I recently came across this message from my most favorite childhood author Roald Dahl (for the 'BFG' & 'The Twits') that I thought applied to this post, please enjoy:
-And above all, watch with glittering eyes the whole world around you because the greatest secrets are always hidden in the most unlikely places. Those who don't believe in magic will never find it.-
More than eight years ago when I sat across from my very good friend, Jon Bingham, I was blind to the magic that I have found in him today. Everyday I pray for our miracle but never do I ever forget the magic I already have right in front of me.




Happy Holidays!
With love,


Jon & Hollie

Wednesday, November 17, 2010

The first trip together!

Over the weekend we went up to Bear Lake with some new friends! Thanks for a great time you guys, we had a lot of fun. We basically stayed in our pajamas all day while eating, watching movies, noshing, playing games, snacking, taking naps, and stuffing our faces. Can't wait for the next one!
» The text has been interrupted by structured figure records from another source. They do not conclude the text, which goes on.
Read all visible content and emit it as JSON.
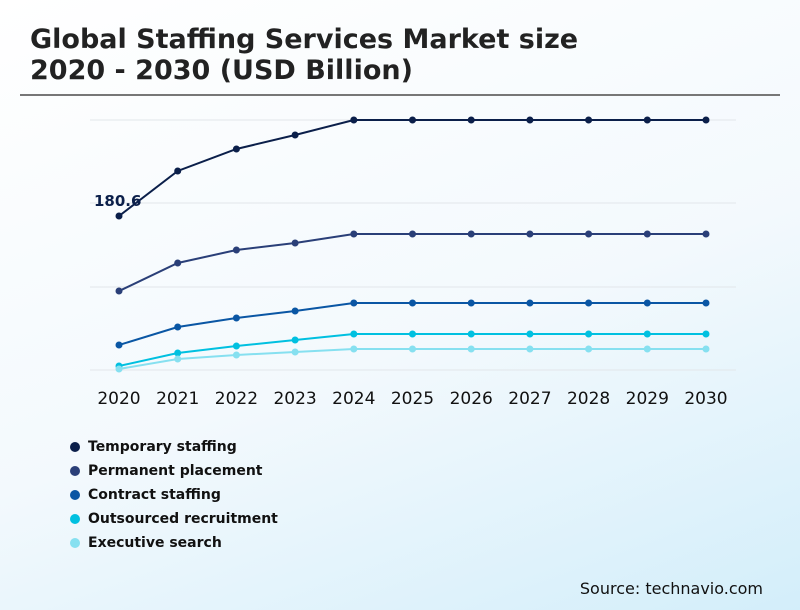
{
  "title_line1": "Global Staffing Services Market size",
  "title_line2": "2020 - 2030 (USD Billion)",
  "source": "Source: technavio.com",
  "chart_data": {
    "type": "line",
    "title": "Global Staffing Services Market size 2020 - 2030 (USD Billion)",
    "x": [
      "2020",
      "2021",
      "2022",
      "2023",
      "2024",
      "2025",
      "2026",
      "2027",
      "2028",
      "2029",
      "2030"
    ],
    "ylim": [
      0,
      300
    ],
    "grid": true,
    "legend_position": "bottom-left",
    "annotations": [
      {
        "series": "Temporary staffing",
        "x": "2020",
        "text": "180.6"
      }
    ],
    "series": [
      {
        "name": "Temporary staffing",
        "color": "#0b1f4a",
        "values": [
          180.6,
          233.4,
          259.2,
          275.6,
          293.2,
          293.2,
          293.2,
          293.2,
          293.2,
          293.2,
          293.2
        ]
      },
      {
        "name": "Permanent placement",
        "color": "#2a3f78",
        "values": [
          92.6,
          125.5,
          140.7,
          148.9,
          159.5,
          159.5,
          159.5,
          159.5,
          159.5,
          159.5,
          159.5
        ]
      },
      {
        "name": "Contract staffing",
        "color": "#0a56a4",
        "values": [
          29.3,
          50.4,
          61.0,
          69.2,
          78.6,
          78.6,
          78.6,
          78.6,
          78.6,
          78.6,
          78.6
        ]
      },
      {
        "name": "Outsourced recruitment",
        "color": "#00c0e0",
        "values": [
          4.7,
          19.9,
          28.1,
          35.2,
          42.2,
          42.2,
          42.2,
          42.2,
          42.2,
          42.2,
          42.2
        ]
      },
      {
        "name": "Executive search",
        "color": "#86e0f0",
        "values": [
          1.2,
          12.9,
          17.6,
          21.1,
          24.6,
          24.6,
          24.6,
          24.6,
          24.6,
          24.6,
          24.6
        ]
      }
    ]
  }
}
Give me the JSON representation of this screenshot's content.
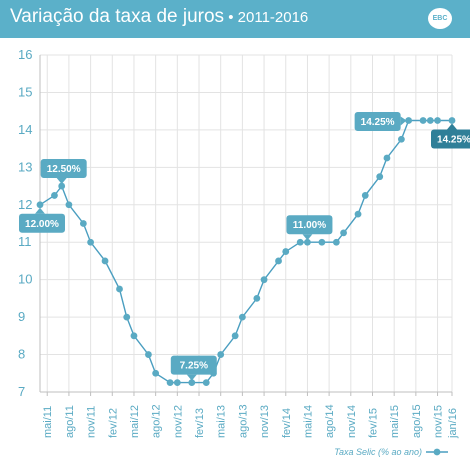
{
  "header": {
    "title": "Variação da taxa de juros",
    "subtitle": " • 2011-2016",
    "logo": "EBC"
  },
  "colors": {
    "header_bg": "#5bb0c9",
    "line": "#4a9ec0",
    "marker": "#5aaac3",
    "callout": "#5aaac3",
    "callout_dark": "#2f7f98",
    "grid": "#e3e3e3",
    "axis": "#bfbfbf"
  },
  "chart_data": {
    "type": "line",
    "title": "Variação da taxa de juros • 2011-2016",
    "xlabel": "",
    "ylabel": "",
    "ylim": [
      7,
      16
    ],
    "yticks": [
      "16",
      "15",
      "14",
      "13",
      "12",
      "11",
      "10",
      "9",
      "8",
      "7"
    ],
    "grid": true,
    "legend_position": "bottom-right",
    "tick_labels": [
      "mai/11",
      "ago/11",
      "nov/11",
      "fev/12",
      "mai/12",
      "ago/12",
      "nov/12",
      "fev/13",
      "mai/13",
      "ago/13",
      "nov/13",
      "fev/14",
      "mai/14",
      "ago/14",
      "nov/14",
      "fev/15",
      "mai/15",
      "ago/15",
      "nov/15",
      "jan/16"
    ],
    "series": [
      {
        "name": "Taxa Selic (% ao ano)",
        "points": [
          {
            "x": "2011-04",
            "y": 12.0
          },
          {
            "x": "2011-06",
            "y": 12.25
          },
          {
            "x": "2011-07",
            "y": 12.5
          },
          {
            "x": "2011-08",
            "y": 12.0
          },
          {
            "x": "2011-10",
            "y": 11.5
          },
          {
            "x": "2011-11",
            "y": 11.0
          },
          {
            "x": "2012-01",
            "y": 10.5
          },
          {
            "x": "2012-03",
            "y": 9.75
          },
          {
            "x": "2012-04",
            "y": 9.0
          },
          {
            "x": "2012-05",
            "y": 8.5
          },
          {
            "x": "2012-07",
            "y": 8.0
          },
          {
            "x": "2012-08",
            "y": 7.5
          },
          {
            "x": "2012-10",
            "y": 7.25
          },
          {
            "x": "2012-11",
            "y": 7.25
          },
          {
            "x": "2013-01",
            "y": 7.25
          },
          {
            "x": "2013-03",
            "y": 7.25
          },
          {
            "x": "2013-04",
            "y": 7.5
          },
          {
            "x": "2013-05",
            "y": 8.0
          },
          {
            "x": "2013-07",
            "y": 8.5
          },
          {
            "x": "2013-08",
            "y": 9.0
          },
          {
            "x": "2013-10",
            "y": 9.5
          },
          {
            "x": "2013-11",
            "y": 10.0
          },
          {
            "x": "2014-01",
            "y": 10.5
          },
          {
            "x": "2014-02",
            "y": 10.75
          },
          {
            "x": "2014-04",
            "y": 11.0
          },
          {
            "x": "2014-05",
            "y": 11.0
          },
          {
            "x": "2014-07",
            "y": 11.0
          },
          {
            "x": "2014-09",
            "y": 11.0
          },
          {
            "x": "2014-10",
            "y": 11.25
          },
          {
            "x": "2014-12",
            "y": 11.75
          },
          {
            "x": "2015-01",
            "y": 12.25
          },
          {
            "x": "2015-03",
            "y": 12.75
          },
          {
            "x": "2015-04",
            "y": 13.25
          },
          {
            "x": "2015-06",
            "y": 13.75
          },
          {
            "x": "2015-07",
            "y": 14.25
          },
          {
            "x": "2015-09",
            "y": 14.25
          },
          {
            "x": "2015-10",
            "y": 14.25
          },
          {
            "x": "2015-11",
            "y": 14.25
          },
          {
            "x": "2016-01",
            "y": 14.25
          }
        ]
      }
    ],
    "annotations": [
      {
        "text": "12.50%",
        "x": "2011-07",
        "y": 12.5,
        "placement": "above"
      },
      {
        "text": "12.00%",
        "x": "2011-04",
        "y": 12.0,
        "placement": "below"
      },
      {
        "text": "7.25%",
        "x": "2013-01",
        "y": 7.25,
        "placement": "above"
      },
      {
        "text": "11.00%",
        "x": "2014-05",
        "y": 11.0,
        "placement": "above"
      },
      {
        "text": "14.25%",
        "x": "2015-07",
        "y": 14.25,
        "placement": "left"
      },
      {
        "text": "14.25%",
        "x": "2016-01",
        "y": 14.25,
        "placement": "below",
        "dark": true
      }
    ]
  }
}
Jake, Tara, Jon, Me, Cason, Karly, Jeromy, Stephanie, Wyatt, & Steve


Wednesday, November 10, 2010

White Chicken Chili

I got this recipe from a friend and it's just too good not to share! It's called white chicken chili soup. (it really does have more of a soup consistency)

You will need:
1 medium onion
2 cans chicken broth
2 small cans green chillis (mild & diced)
3 cans Great Northern Beans (drain, rinse)
1 1/2 tsp. garlic powder
1 tsp. salt
1 tsp. cumin
1 tsp. oregano
1/4 tsp. cayenne
1/2 tsp. black pepper
4 breasts of chicken
1 cup sour cream
1 cup heavy whipping cream (liquid)
Lime flavored Tostito chips or any tortilla chips
Shredded Fiesta blend cheese

Instructions:
Boil chicken on medium heat for 20 min. Remove from heat and cube chicken or shred it.
While chicken is cooking saute the onion in a little butter for 10 min. In pan combine broth, chillis, beans, all spices, and onion then cook on medium heat for 15 minutes. Then add cooked chicken, sour cream, and whipping cream. Sprinkle cheese to your liking and serve with lime flavored Tostito chips (I ended up crinkling mine). Serves 8.

Ok, so the credit for this recipe goes to Karly Okey-her version was amazing. When I made it I altered a few things, instead of 3 cans of great northern beans, I added 1 can of black beans (I like a splash of color) and used 2 cans of great northern. Also, I sauteed the chicken rather than boiled it, boiled chicken sucks. Karly explained to me that she baked hers, so to each her own. If I were you I'd stick as closely to the recipe as you can because Karly's was much better than mine.




Enjoy!

p.s. Also make sure you drain AND rinse the beans-it makes a difference.